Après un peu moins de quatre heures, le groupe d’intervention est entré dans l’édifice pour procéder à l’arrestation du suspect. Il a été transporté en ambulance au centre hospitalier du secteur de Hull pour soigner une détresse psychologique et des blessures aux avant-bras que l’homme s’est lui-même infligées.
Les policiers du SPVG ont été informés que l’individu se retrouvait à cet endroit vers 10h. Il a été maîtrisé aux alentours de 13h40 après de longues heures de négociation. Le forcené a passé une bonne partie du temps assis à la fenêtre du 2e étage où il menaçait les agents à l’aide d’un couteau.
À un moment, le suspect s’est éloigné du châssis et c’est à cet instant que le SPVG a pénétré l’immeuble. L’individu n’a pas résisté à son arrestation. Le SPVG pourrait interpeller d’autres personnes dans ce dossier. L’homme arrêté sera interrogé après avoir été soigné.
Le groupe d’intervention a été appelé sur les lieux par mesure préventive. À ce moment, le SPVG ne savait pas combien de personnes étaient à l’intérieur de l’édifice ni si elles étaient armées.
Résidence de narcotrafiquants
Le responsable des relations aux médias du SPVG, Pierre Lanthier, a confirmé aux journalistes que le 350, rue Champlain était une adresse connue des milieux policiers. Une source au sein du SPVG nous a révélé qu’on y tient des activités de trafic de stupéfiants.

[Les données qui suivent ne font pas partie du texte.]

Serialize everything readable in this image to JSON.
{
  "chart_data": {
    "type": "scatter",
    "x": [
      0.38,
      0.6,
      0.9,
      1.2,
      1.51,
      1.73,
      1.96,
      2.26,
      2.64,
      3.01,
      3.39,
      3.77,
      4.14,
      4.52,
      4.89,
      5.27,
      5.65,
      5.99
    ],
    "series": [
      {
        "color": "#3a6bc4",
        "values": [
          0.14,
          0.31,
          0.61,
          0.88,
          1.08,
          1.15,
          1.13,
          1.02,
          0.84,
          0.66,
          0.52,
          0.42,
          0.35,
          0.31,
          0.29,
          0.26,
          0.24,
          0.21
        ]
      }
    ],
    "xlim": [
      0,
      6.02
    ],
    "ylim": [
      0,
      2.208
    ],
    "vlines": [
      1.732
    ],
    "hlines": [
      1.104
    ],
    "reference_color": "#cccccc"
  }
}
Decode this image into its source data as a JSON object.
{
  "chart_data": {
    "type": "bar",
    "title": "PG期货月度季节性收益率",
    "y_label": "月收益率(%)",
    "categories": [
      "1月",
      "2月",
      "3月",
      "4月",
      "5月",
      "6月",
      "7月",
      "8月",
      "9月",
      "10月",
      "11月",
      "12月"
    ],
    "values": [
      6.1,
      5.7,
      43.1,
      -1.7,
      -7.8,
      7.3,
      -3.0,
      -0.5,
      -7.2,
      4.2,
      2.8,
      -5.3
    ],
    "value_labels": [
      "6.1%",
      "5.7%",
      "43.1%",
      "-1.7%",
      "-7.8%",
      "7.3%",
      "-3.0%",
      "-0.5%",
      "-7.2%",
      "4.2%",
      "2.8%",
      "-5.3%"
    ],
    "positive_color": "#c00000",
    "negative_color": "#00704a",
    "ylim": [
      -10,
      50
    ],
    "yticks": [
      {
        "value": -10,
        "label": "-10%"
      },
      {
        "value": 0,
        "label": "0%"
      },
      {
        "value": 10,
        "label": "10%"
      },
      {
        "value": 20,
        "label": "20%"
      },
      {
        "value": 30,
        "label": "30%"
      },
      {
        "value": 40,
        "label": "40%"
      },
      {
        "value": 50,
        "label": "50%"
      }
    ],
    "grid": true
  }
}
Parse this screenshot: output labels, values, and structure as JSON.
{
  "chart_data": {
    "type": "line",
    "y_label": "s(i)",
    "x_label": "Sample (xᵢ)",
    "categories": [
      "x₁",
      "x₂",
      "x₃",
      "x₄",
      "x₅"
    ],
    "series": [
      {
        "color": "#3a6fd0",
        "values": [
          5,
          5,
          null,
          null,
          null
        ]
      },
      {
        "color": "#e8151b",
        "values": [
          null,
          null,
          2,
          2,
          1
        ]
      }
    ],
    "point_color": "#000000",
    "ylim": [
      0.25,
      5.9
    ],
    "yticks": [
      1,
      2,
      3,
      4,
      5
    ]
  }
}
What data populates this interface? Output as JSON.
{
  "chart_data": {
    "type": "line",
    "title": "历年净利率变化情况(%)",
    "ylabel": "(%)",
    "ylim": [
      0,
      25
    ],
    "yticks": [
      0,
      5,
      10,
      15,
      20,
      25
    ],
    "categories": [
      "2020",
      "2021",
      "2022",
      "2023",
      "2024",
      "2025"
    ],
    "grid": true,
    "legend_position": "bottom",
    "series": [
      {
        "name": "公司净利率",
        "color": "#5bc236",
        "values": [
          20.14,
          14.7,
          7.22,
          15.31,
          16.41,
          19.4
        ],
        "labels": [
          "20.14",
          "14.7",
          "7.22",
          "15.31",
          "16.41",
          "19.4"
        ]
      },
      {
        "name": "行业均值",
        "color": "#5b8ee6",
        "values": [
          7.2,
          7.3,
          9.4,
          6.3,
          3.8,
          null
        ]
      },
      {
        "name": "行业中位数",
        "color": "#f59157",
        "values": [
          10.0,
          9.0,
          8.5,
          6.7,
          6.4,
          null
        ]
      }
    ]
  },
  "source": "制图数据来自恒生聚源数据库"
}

L’individu de 30 ans s’y est réfugié après une entrée par effraction dans une résidence de la rue Notre-Dame-de-l’Île située à environ 500 mètres du lieu de l’opération policière. Un témoin a averti le SPVG à 9h16 qu’il a aperçu deux hommes dans un édifice que l’agent Lanthier refuse d’identifier pour des raisons de sécurité.
Les deux suspects ont pris la fuite lorsqu’ils ont vu que quelqu’un les avait remarqués. L’individu de 30 ans serait lié à cette affaire, selon Pierre Lanthier. L’enquête du SPVG et l’interrogatoire du forcené permettront de confirmer cette information.
L'homme qui a été arrêté connaît le propriétaire de la résidence de la rue Champlain On ne sait pas s’il était au courant de la présence du suspect. Le SPVG ne pourra l’accuser d’entrée par effraction dans cet édifice s’il n’y a pas de plainte formulée.